For now, conditions remain very healthy. When biotech began its surge last April after the market rout, the only thing investors imagined could spoil the party was damage to the wider economy. Things did go horribly wrong—lockdowns were chaotic and new coronavirus variants emerged. Still biotech flourished. R&D was disrupted for a while, and some investors culled their portfolios more quickly than they otherwise might have. But now, “our [laboratory/discovery] activity is back to the same as it was prepandemic,” says Third Rock’s Tong. “We have adapted to a new normal.”
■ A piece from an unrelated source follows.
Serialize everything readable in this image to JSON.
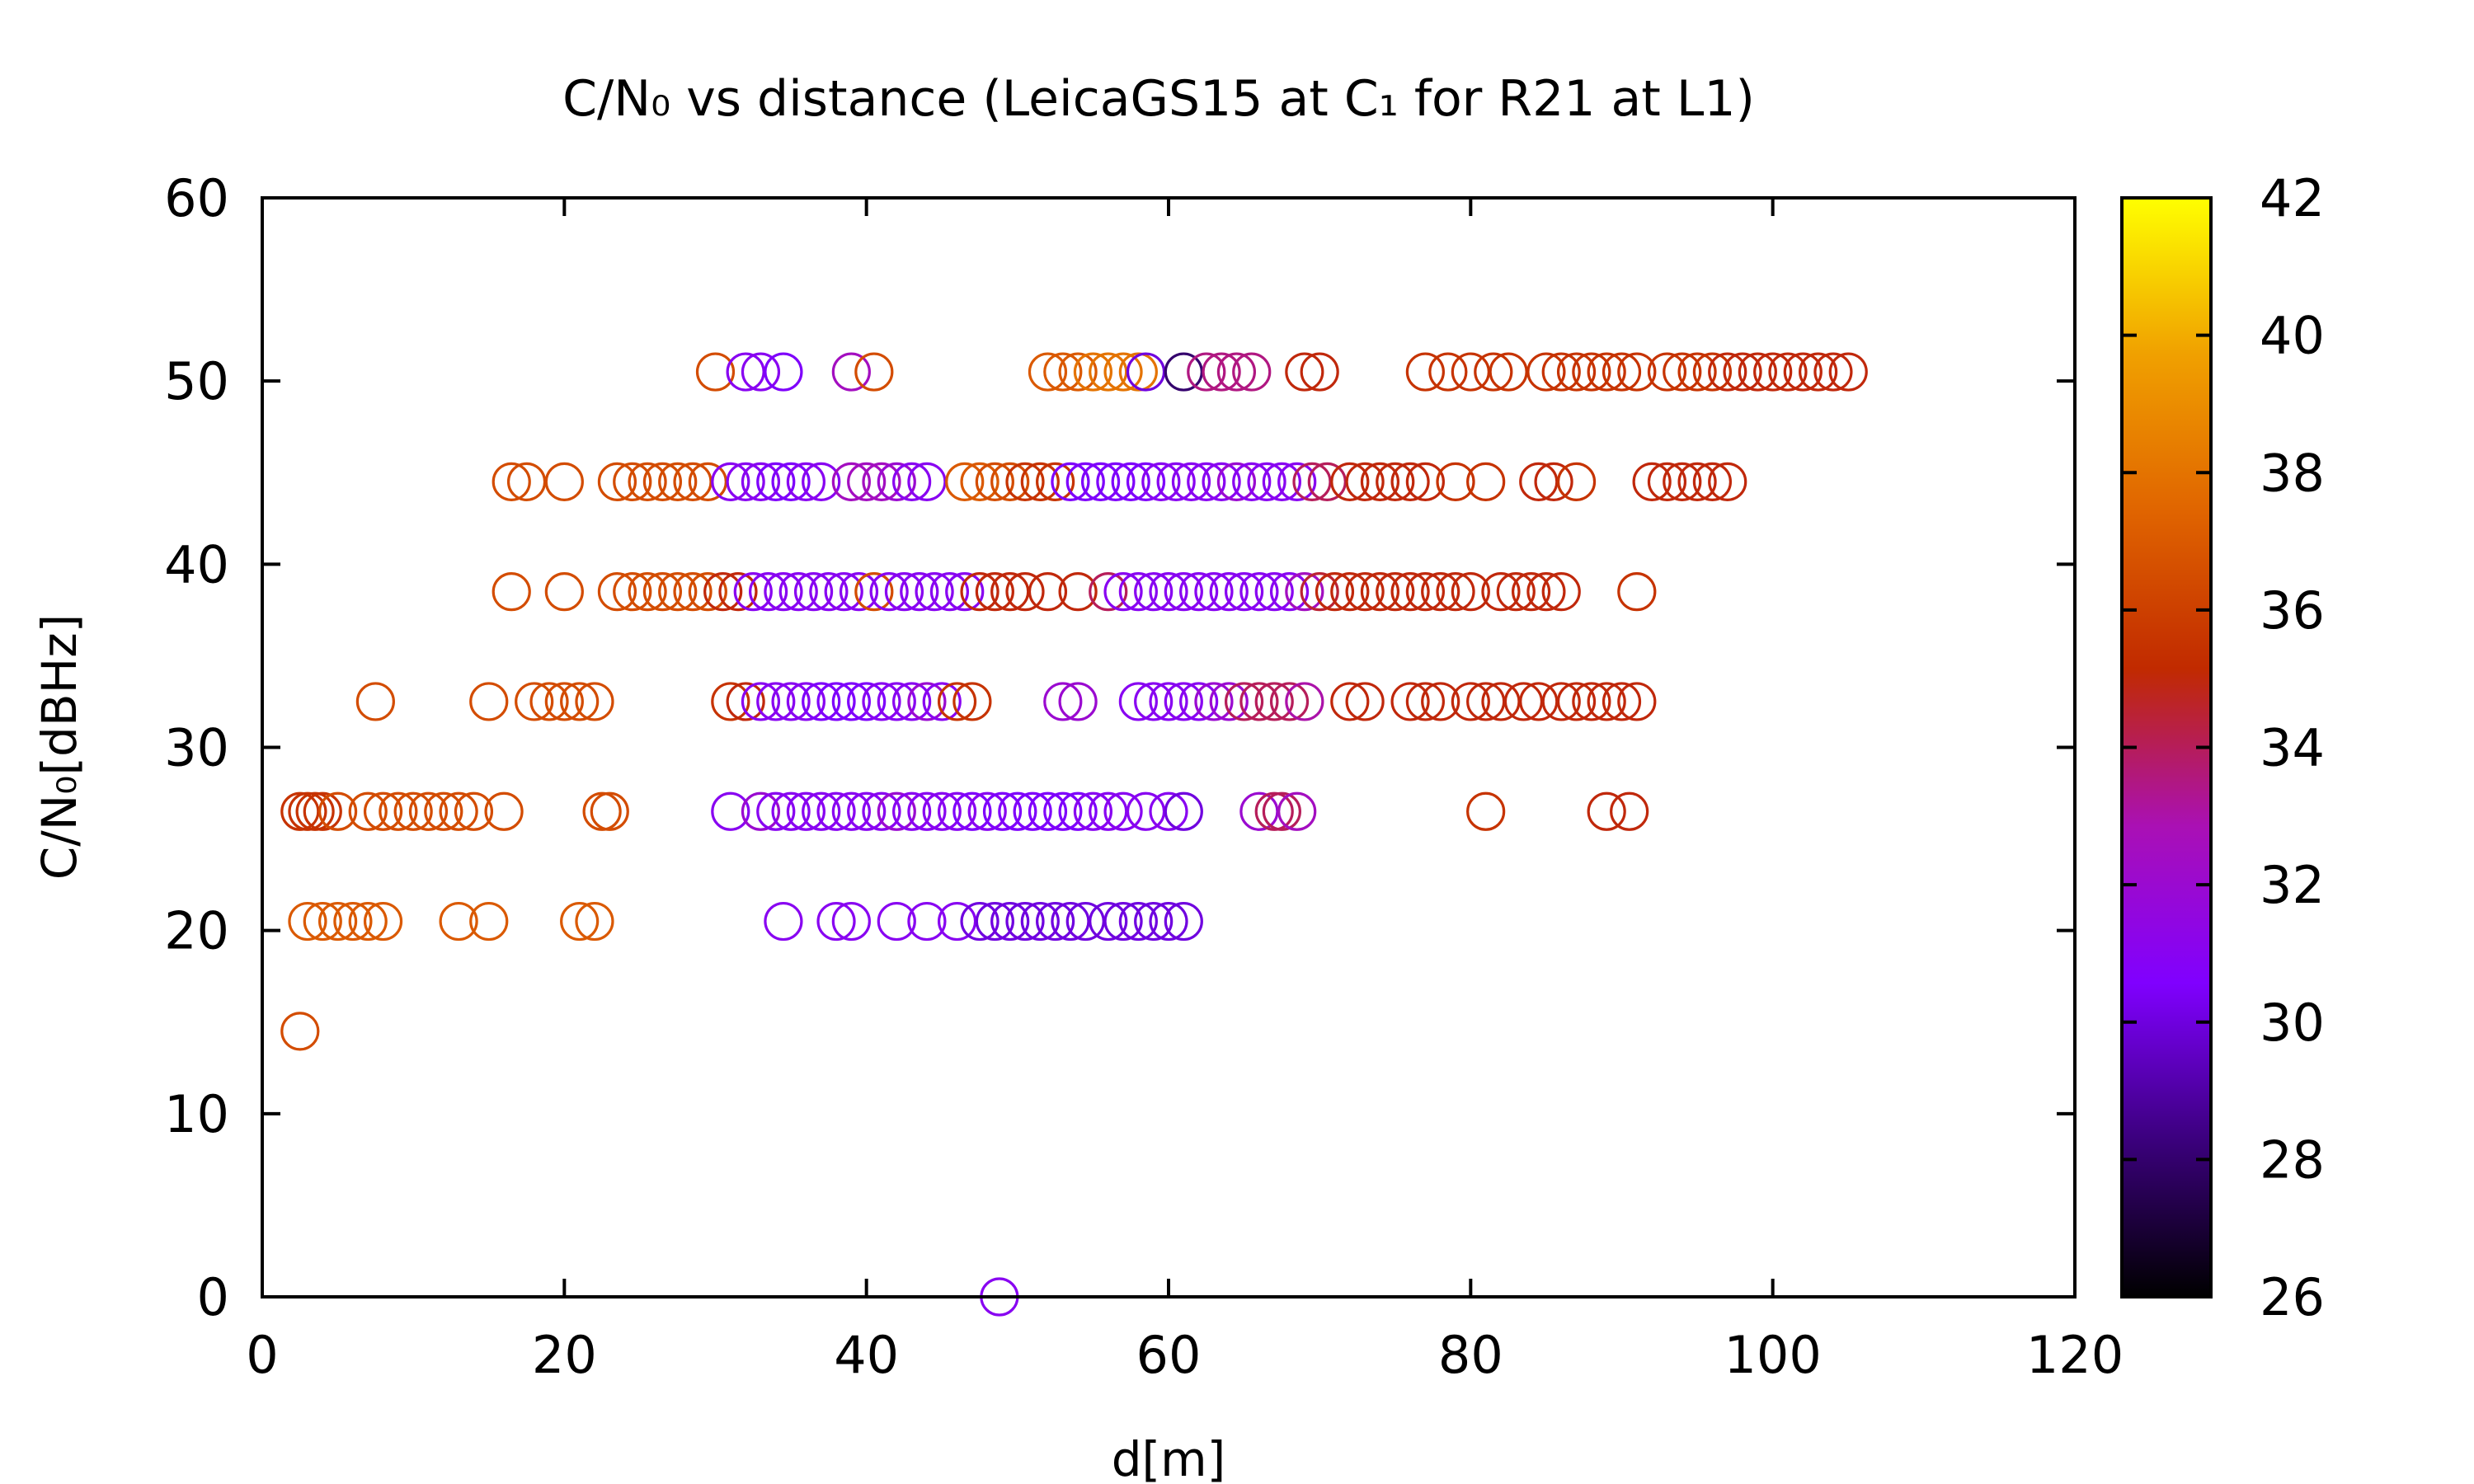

Flexible, supportive drug regulators and a sense that the pandemic has pushed aside policies to curb drug prices add to the spirit of confidence. Yet those pricing concerns will re-emerge—and their impact will trickle down to biotech. There is growing recognition that most health systems are ill-equipped to pay for the slew of innovative therapies, including potentially curative but highly expensive cell and gene therapy solutions (Box 2). The low interest rates and generous government support in some countries that have helped fuel the markets cannot endure.
Hence no experienced biotech investor is assuming this funding party will last. “People realize this is a unique environment,” says Tong. Biotechs are right to make the most of it; and the more capital that flows in, the greater the cushion against future shocks. But, warns Malik, “at some point, there will be a reckoning.”